State officials maintain they have committed $1.5 billion already, and point to three state properties currently being used as emergency migrant shelters: Creedmoor Psychiatric Center, the abandoned Lincoln Correctional Facility in Harlem and a warehouse on the edge of JFK airport. 

The state has blamed the city for failing to help migrants start their asylum cases, which has meant the vast majority haven’t gotten their authorization to work legally, though some have been in shelters for more than six months. 

Hochul is also requesting additional help from the U.S. government to find federal land to use for temporary shelters. City and state representatives are currently negotiating with the Biden administration over the potential use of Floyd Bennett Field in Brooklyn for the construction of another emergency shelter for upwards of 2,000 people. A tent shelter at Creedmoor is nearing its 1,000-person capacity just a week after opening, after 3,100 people requested shelter between Aug. 12 and Aug. 20. 

Locals Protest

The arrival of tens of thousands of asylum-seekers over the past year has yielded a humanitarian crisis, with people sleeping nights in a row outside the migrant intake center at Roosevelt Hotel, some placed in facilities without access to working showers, or food that’s sent them to the hospital.

Shelter location also has become a political hot potato and a lightning rod in areas across the political spectrum where new facilities crop up. This week multiple rallies were planned near Floyd Bennett Field in southeast Brooklyn against a potential emergency shelter there. 

Hochul is facing increasing pressure from city officials, and a court order, compelling her to do more to address the situation. 

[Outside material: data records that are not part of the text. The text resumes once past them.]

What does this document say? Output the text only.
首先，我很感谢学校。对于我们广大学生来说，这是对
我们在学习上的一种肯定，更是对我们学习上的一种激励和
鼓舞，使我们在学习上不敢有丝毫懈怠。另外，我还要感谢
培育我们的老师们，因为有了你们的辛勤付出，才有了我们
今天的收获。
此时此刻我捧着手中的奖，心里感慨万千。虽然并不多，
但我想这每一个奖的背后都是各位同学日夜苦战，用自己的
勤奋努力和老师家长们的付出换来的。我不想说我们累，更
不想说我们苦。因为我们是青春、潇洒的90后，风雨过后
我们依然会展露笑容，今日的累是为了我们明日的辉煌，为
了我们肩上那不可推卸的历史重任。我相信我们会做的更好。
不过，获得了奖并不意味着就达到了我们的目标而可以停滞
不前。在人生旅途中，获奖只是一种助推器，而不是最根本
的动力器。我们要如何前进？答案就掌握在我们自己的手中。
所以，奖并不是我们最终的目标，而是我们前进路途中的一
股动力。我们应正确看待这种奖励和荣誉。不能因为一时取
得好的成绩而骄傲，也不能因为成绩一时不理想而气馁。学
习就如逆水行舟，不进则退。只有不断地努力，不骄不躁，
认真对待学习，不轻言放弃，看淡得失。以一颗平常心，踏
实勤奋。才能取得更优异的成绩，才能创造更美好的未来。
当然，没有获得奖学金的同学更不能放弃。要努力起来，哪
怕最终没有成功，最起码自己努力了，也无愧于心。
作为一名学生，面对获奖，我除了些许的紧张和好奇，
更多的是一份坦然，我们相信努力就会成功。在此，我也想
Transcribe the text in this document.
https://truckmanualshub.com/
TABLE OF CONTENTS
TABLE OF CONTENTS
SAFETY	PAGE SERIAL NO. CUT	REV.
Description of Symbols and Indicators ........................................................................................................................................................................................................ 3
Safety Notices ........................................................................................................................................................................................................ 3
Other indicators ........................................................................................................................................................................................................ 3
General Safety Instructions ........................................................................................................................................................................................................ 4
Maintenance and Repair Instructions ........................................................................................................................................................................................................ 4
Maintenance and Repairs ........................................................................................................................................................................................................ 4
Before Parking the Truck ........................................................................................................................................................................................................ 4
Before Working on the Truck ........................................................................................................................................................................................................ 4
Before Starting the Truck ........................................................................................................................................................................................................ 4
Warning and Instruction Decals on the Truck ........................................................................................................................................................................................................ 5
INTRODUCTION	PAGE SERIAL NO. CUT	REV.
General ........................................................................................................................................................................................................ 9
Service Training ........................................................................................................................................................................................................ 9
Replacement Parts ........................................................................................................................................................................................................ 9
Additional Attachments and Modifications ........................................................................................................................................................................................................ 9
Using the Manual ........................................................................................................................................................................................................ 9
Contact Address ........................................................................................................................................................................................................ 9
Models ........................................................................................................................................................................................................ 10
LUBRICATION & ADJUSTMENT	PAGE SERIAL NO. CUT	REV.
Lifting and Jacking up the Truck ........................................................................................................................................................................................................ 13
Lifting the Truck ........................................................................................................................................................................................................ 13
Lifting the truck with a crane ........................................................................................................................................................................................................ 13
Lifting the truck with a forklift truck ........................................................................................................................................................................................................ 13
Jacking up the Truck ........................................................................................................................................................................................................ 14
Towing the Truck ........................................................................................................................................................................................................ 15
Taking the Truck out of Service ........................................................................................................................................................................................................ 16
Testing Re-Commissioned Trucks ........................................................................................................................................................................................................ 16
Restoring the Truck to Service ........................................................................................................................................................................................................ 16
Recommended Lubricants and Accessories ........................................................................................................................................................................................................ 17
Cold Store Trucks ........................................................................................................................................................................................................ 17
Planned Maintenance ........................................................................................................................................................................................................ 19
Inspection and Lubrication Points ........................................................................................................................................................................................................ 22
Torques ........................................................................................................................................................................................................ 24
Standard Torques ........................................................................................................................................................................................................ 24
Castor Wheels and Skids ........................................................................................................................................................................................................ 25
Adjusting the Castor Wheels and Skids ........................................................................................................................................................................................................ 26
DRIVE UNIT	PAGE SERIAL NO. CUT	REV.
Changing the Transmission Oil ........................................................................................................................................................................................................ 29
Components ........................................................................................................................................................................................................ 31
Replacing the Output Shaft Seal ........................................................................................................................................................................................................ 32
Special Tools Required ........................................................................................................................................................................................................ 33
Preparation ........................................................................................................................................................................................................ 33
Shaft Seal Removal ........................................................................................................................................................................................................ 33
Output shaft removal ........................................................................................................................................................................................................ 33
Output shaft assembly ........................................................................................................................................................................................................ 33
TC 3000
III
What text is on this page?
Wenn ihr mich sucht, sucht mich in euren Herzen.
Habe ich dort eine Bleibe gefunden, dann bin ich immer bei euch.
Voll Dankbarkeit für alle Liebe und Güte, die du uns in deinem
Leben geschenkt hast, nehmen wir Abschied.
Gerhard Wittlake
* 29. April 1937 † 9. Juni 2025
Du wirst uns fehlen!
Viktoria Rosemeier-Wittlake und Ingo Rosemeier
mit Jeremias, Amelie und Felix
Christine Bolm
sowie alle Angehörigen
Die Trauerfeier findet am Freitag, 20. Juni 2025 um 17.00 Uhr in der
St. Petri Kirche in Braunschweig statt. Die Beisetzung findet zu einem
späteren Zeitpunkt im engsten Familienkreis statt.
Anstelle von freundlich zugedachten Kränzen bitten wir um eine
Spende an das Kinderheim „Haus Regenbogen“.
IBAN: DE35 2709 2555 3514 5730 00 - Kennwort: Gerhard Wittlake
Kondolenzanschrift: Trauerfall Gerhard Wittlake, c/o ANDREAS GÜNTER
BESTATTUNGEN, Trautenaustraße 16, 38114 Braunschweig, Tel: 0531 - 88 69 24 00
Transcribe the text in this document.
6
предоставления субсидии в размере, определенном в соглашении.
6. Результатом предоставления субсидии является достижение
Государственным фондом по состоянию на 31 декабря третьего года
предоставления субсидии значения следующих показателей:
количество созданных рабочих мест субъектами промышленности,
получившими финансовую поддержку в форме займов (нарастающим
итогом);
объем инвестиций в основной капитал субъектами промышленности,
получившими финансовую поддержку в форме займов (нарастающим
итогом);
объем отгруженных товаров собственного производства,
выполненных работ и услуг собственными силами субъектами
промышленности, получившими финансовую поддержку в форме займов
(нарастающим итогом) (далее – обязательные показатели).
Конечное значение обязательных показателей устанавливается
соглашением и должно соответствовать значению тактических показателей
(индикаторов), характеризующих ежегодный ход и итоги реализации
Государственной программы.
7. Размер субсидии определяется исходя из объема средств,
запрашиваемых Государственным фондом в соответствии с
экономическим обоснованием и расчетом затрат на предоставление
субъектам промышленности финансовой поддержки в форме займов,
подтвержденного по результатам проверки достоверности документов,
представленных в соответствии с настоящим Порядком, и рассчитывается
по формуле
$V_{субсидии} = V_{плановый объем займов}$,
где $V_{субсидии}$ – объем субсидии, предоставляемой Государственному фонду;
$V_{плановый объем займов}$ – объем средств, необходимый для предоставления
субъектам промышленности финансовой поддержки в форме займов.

Hochul addresses New Yorkers on the migrant crisis from the Red Room at the State Capitol, Aug. 24, 2023. Credit: Mike Groll/Office of Governor Kathy Hochul

The thrust of Hochul’s Thursday address was aimed at President Joe Biden, calling for him to expedite work authorization for new arrivals and to increase federal funds for New York. A spokesperson for the White House didn’t immediately respond to a request for comment. 

Instead of identifying additional places to shelter migrants outside the city, Hochul and officials in her administration said they will focus on helping migrants resettle permanently. That includes increased funding for case management so eligible migrants can submit asylum applications and are put on a path toward work authorization, as well as connecting people who have work papers to jobs across the state right away.  

The state also has agreed to fund resettlement efforts for 1,250 families beyond NYC’s borders, but the city so far has identified only 90 families who are eligible.

“The governor has been really clear that what the state is going to do here is to assist with resettlement, not re-sheltering,” said Jackie Bray, the state commissioner of the Division of Homeland Security and Emergency Services, in a briefing that followed Hochul’s address. 

“What we want to do is … expand the back door out of shelter so we can help more people live independently instead of … [moving people] from one shelter in New York City, out of New York City to another shelter.”